LGBTQ Pride at 50: Focus shifts amid pandemic, racial unrest
LGBTQ Pride is turning 50 this year a little short on its signature fanfare, after the pandemic drove it to the internet and calls for racial equality.
LGBTQ Pride is turning 50 this year a little short on its signature fanfare, after the coronavirus pandemic drove it to the internet and after calls for racial equality sparked by the killing of George Floyd further overtook it.
Activists and organizers are using the intersection of holiday and history in the making — including the Supreme Court’s decision giving LGBT people workplace protections — to uplift the people of color already among them and by making Black Lives Matter the centerpiece of Global Pride events Saturday.
“Pride was born of protest,” said Cathy Renna, communications director of the National LGBTQ Task Force, seeing analogies in the pandemic and in common threads of the Black and LGBTQ rights movements.
“Trans women of color have been targeted in what has been called an epidemic, and the Stonewall uprising happened in response to police harassment and brutality,” Renna said in an email.
The first Pride march took place June 28, 1970, a year after the 1969 uprisings at the Stonewall Inn, a gay bar in New York, which were led by trans women of color.
A few other commemorations took place that year and later spread until 50 years on, there’s scarcely a patch on Earth that doesn’t host some type of Pride event.

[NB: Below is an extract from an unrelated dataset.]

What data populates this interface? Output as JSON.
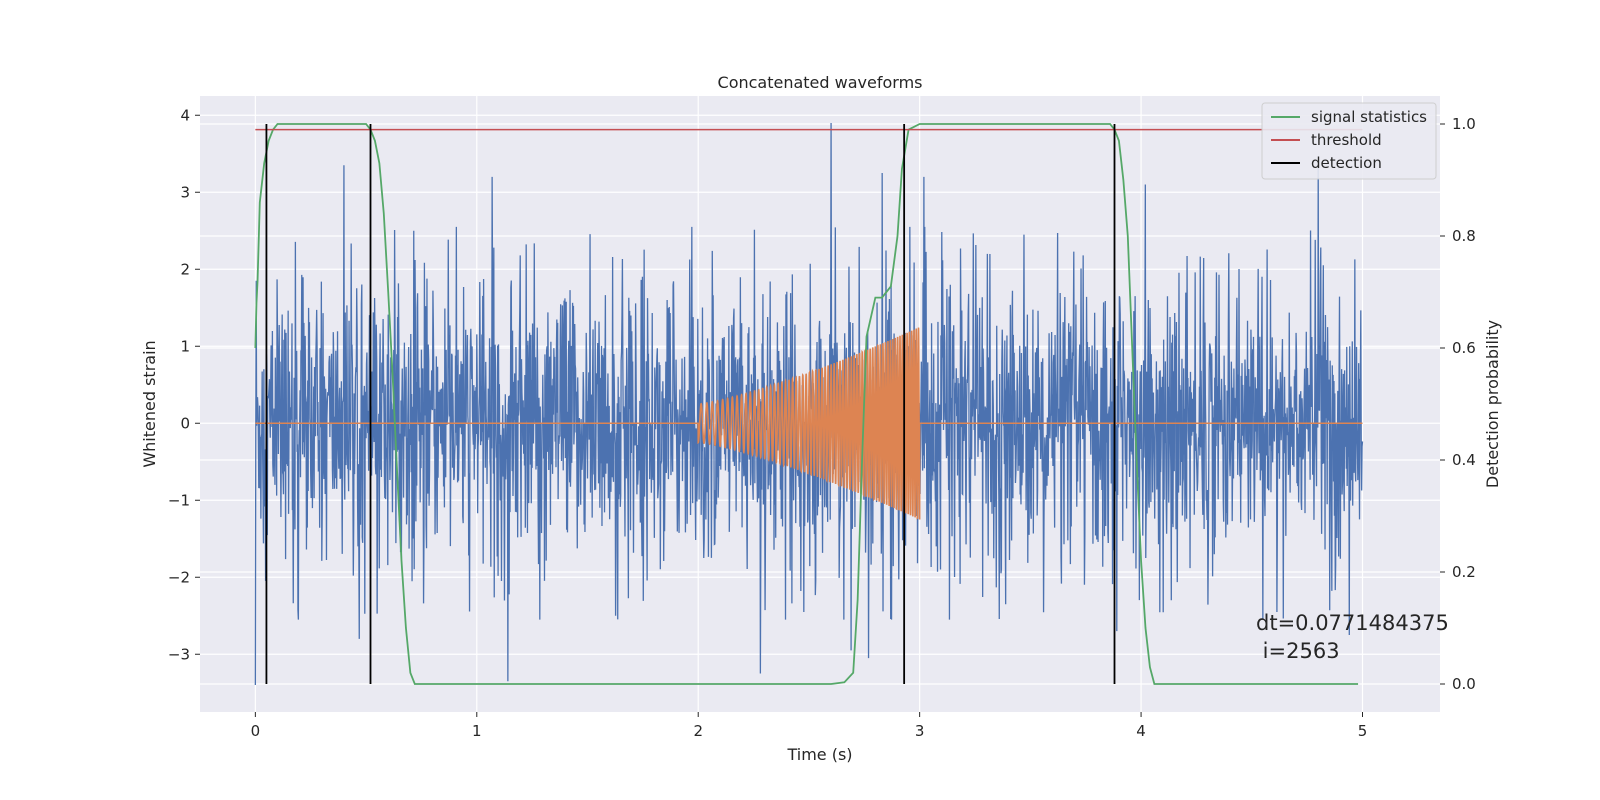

New York’s is among the largest, but social distancing measures to check the spread of COVID-19 everywhere from Scranton to Sao Paulo made cancellation or postponement a certainty.
Global Pride is billed as a 24-hour stream of music, performances, speeches and messages of support. It is being hosted Saturday by Todrick Hall on his YouTube channel, on iHeartRadio’s YouTube channel and on the Global Pride website.
It will feature activists and politicians, including Canadian Prime Minister Justin Trudeau, and entertainers such as Betty Who, Deborah Cox, Laverne Cox, Jake Shears and Martha Wash.
“Trans folks, particularly the LGBTQ-I folks of color, have gotten discrimination from the larger systems of white supremacy and on racist terms, and then also have experienced transphobia and homophobia within our own communities,” Laverne Cox, the pioneering trans actor who starred in “Orange Is the New Black,” told The Associated Press in an interview this month.
“And so, part of what the Black Trans Lives Matter movement … is acknowledging that communities of color still have a lot of work to do to fully reconcile our history of transphobia, specifically, and homophobia as well,” Cox said.
In Minnesota, where Floyd died last month at the hands of Minneapolis police, it was immediately clear that Pride as usual — one of the nation’s largest — would be inappropriate, said Twin Cities Pride board member Felix Foster.
Instead, Pride will include a virtual march of recorded videos, a stretch of silence in honor of Floyd, and solidarity with a march for Jamar Clark, a Black man killed by Minneapolis police in 2015, Foster said.
In northeastern Pennsylvania, the group Queer NEPA is hosting online events and supporting others held by Black activists after rallying in previous years in nearby Wilkes-Barre and raising a rainbow flag at Scranton City Hall.
“Some people would say Pride is canceled, but I would say it has evolved,” said board co-chair Em Maloney. “This year is different because more people have a better consciousness of white privilege and of the problems surrounding racial justice.”
Maloney was heartened to see a big turnout at a recent Black Lives Matter protest in Scranton, describing it as “everyone coming together because of the belief that nobody will be free until everyone is free.”
The Pride website for Philadelphia, a two-hour drive south, notes that events planned earlier in June were canceled — and it shouts BLACK LIVES MATTER! before advising of online alternatives.
Philadelphia in 2017 introduced a new rainbow flag that featured a black and a brown stripe above the usual colors of the spectrum, to highlight people of color. It was instantly polarizing, but critics have largely come around and the design is now common around the world.
“Our flag helped start a global conversation and it’s brought me to tears to see it everywhere during this pivotal time in our country’s history,” Amber Hikes — who worked for the mayor’s office when she revealed the design and who is now the American Civil Liberties Union’s first chief equity and inclusion officer — said in a Facebook post.
“We’re never going to stop letting ourselves, each other, and the whole damn world know that our liberation has always been led by BIPOC queer and trans folks — and when we do get free, when we get free together, it will be with Black and brown queer & trans folks at the front.”